Molecular nanotechnology is the logical path to take right now. I certainly can’t think of a way to build smaller, faster computers without resorting to atoms and molecules. Working with atoms and molecules to build precise structures is looking very difficult right now, but I believe solutions will show themselves shortly. I don’t think it is possible to deny the future availability of molecular assemblers. After all, we are surrounded with them right now. We are molecular assemblers. Building molecular assemblers is just a matter of reverse engineering.
Question 10: It would seem that your technology would attract the attention of many investors. Have you had difficulty obtaining venture-capital funding?
As an intellectual property (i.e., primarily patents) holding company, we are not actively looking for venture capital, although we have received offers. We expect that our future licensing revenues would probably limit the need for venture capital. Of course, we are keeping all doors open, but the only foreseeable need for venture capital is with patent infringement litigation and foreign patent filing. If all goes well, the need for venture capital would probably not be a problem.
Question 11: Could Knowmtech's technologies be effectively applied to robotics? Has Knowmtech done any research in this area?
Let me put it this way…If a lobster gets around better than a super-computer controlling a bunch of servos, then perhaps we should try looking into another approach…Neural networks are an obvious approach to robotics, but until now have been held back by neural-network hardware and software limitations. An independent, self-teaching neural network could definitely open up new possibilities in robotics. Knowmtech’s only interest is in developing the neural network systems. The applications are certainly everywhere, but we are focusing on the base technology.

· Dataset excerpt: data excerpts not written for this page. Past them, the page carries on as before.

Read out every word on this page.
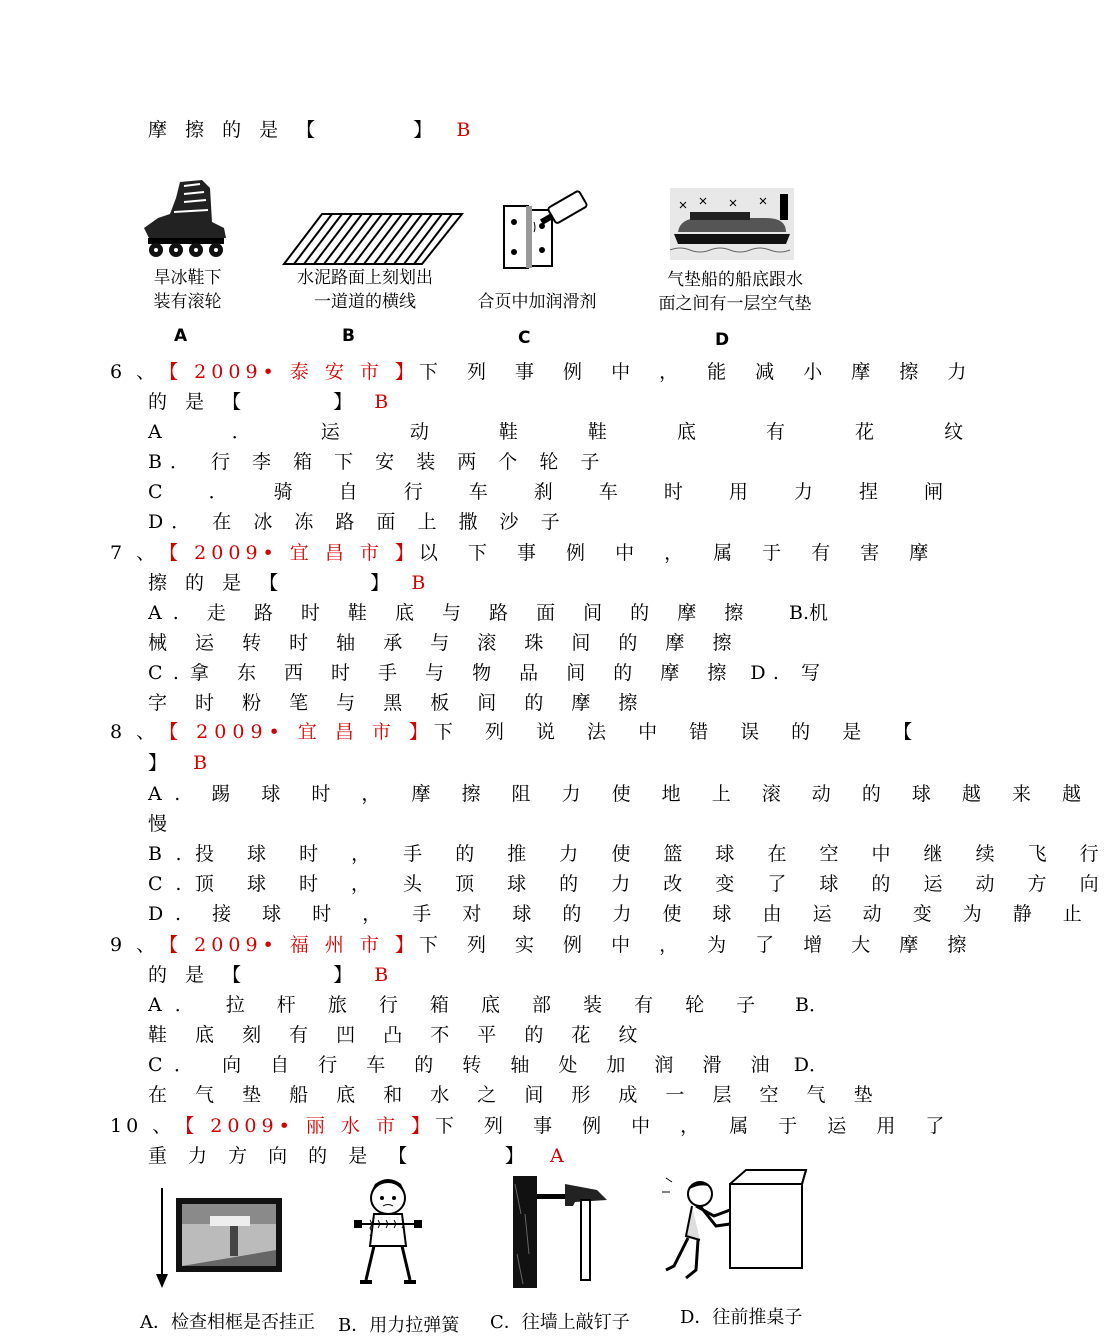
摩 擦 的 是 【	】 B
旱冰鞋下
装有滚轮
A
水泥路面上刻划出
一道道的横线
B
合页中加润滑剂
C
气垫船的船底跟水
面之间有一层空气垫
D
6 、 【 2009• 泰 安 市 】 下 列 事 例 中 ， 能 减 小 摩 擦 力
的 是 【	】 B
A ． 运 动 鞋 鞋 底 有 花 纹
B． 行 李 箱 下 安 装 两 个 轮 子
C ． 骑 自 行 车 刹 车 时 用 力 捏 闸
D． 在 冰 冻 路 面 上 撒 沙 子
7 、 【 2009• 宜 昌 市 】 以 下 事 例 中 ， 属 于 有 害 摩
擦 的 是 【	】 B
A. 走 路 时 鞋 底 与 路 面 间 的 摩 擦 B.机
械 运 转 时 轴 承 与 滚 珠 间 的 摩 擦
C.拿 东 西 时 手 与 物 品 间 的 摩 擦 D. 写
字 时 粉 笔 与 黑 板 间 的 摩 擦
8 、 【 2009• 宜 昌 市 】 下 列 说 法 中 错 误 的 是 【
】 B
A. 踢 球 时 ， 摩 擦 阻 力 使 地 上 滚 动 的 球 越 来 越
慢
B.投 球 时 ， 手 的 推 力 使 篮 球 在 空 中 继 续 飞 行
C.顶 球 时 ， 头 顶 球 的 力 改 变 了 球 的 运 动 方 向
D. 接 球 时 ， 手 对 球 的 力 使 球 由 运 动 变 为 静 止
9 、 【 2009• 福 州 市 】 下 列 实 例 中 ， 为 了 增 大 摩 擦
的 是 【	】 B
A． 拉 杆 旅 行 箱 底 部 装 有 轮 子 B．
鞋 底 刻 有 凹 凸 不 平 的 花 纹
C． 向 自 行 车 的 转 轴 处 加 润 滑 油 D．
在 气 垫 船 底 和 水 之 间 形 成 一 层 空 气 垫
10 、 【 2009• 丽 水 市 】 下 列 事 例 中 ， 属 于 运 用 了
重 力 方 向 的 是 【	】 A
A．检查相框是否挂正	B．用力拉弹簧 C．往墙上敲钉子	D．往前推桌子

Question 12: Does Knowmtech have any prototype systems currently operating?
No. I have developed my ideas to a point where they can be legally patented and where I believe a qualified manufacturer can take over a fabricate Knowm™ devices. My status as an undergraduate Physics major at a Liberal Art college has made it difficult to assemble the parts, but I am currently working on building a device as a part of my thesis. If all goes well, by the time this semester is over, somebody else will have built a basic Knowm™ TM chip. What I would like to do is to foster research in this area. The more people think about the idea, the more that can be accomplished. I know my limitations, and I know there are many people out there who can take my idea much farther than I have.
Question 13: What are your plans for the future?
I plant to pursue graduate work in some combination of VLSI design, computational neural science and emergent systems. I would love nothing more than to be an independent inventor, licensing my ideas to companies. I have plans on the drawing board for creating a network of independent scientists, engineers, and lawyers called the Tinkertank. Tinkertank would gather the resources to support teams of scientists and lawyers so that they could competitively pursuer research leading to intellectual property and obtain majority ownership of their own ideas, thus creating the equivalent of a “free-lance scientist”.
For example, if John Doe has an idea for an application for a Knowm™ TM chip, he would contact Tinkertank. He would review a list of Tinkertank members, perhaps finding a solid mechanical engineer, electrical engineer and a patent attorney. The three of them could work together as a team to create and develop the application and file for a patent. Tinkertank would reserve a small percentage of possible revenues for facilities benefiting all members, such as conference centers and lab equipment, and the rest would be split between the team members. If ideas are fostered in this way, I believe innovation would be a full-blown conclusion. We need individuals working on what they are interested in, not what the institution they are working for is interested in. Let people pursue their own passions and give them the fruits of their labor.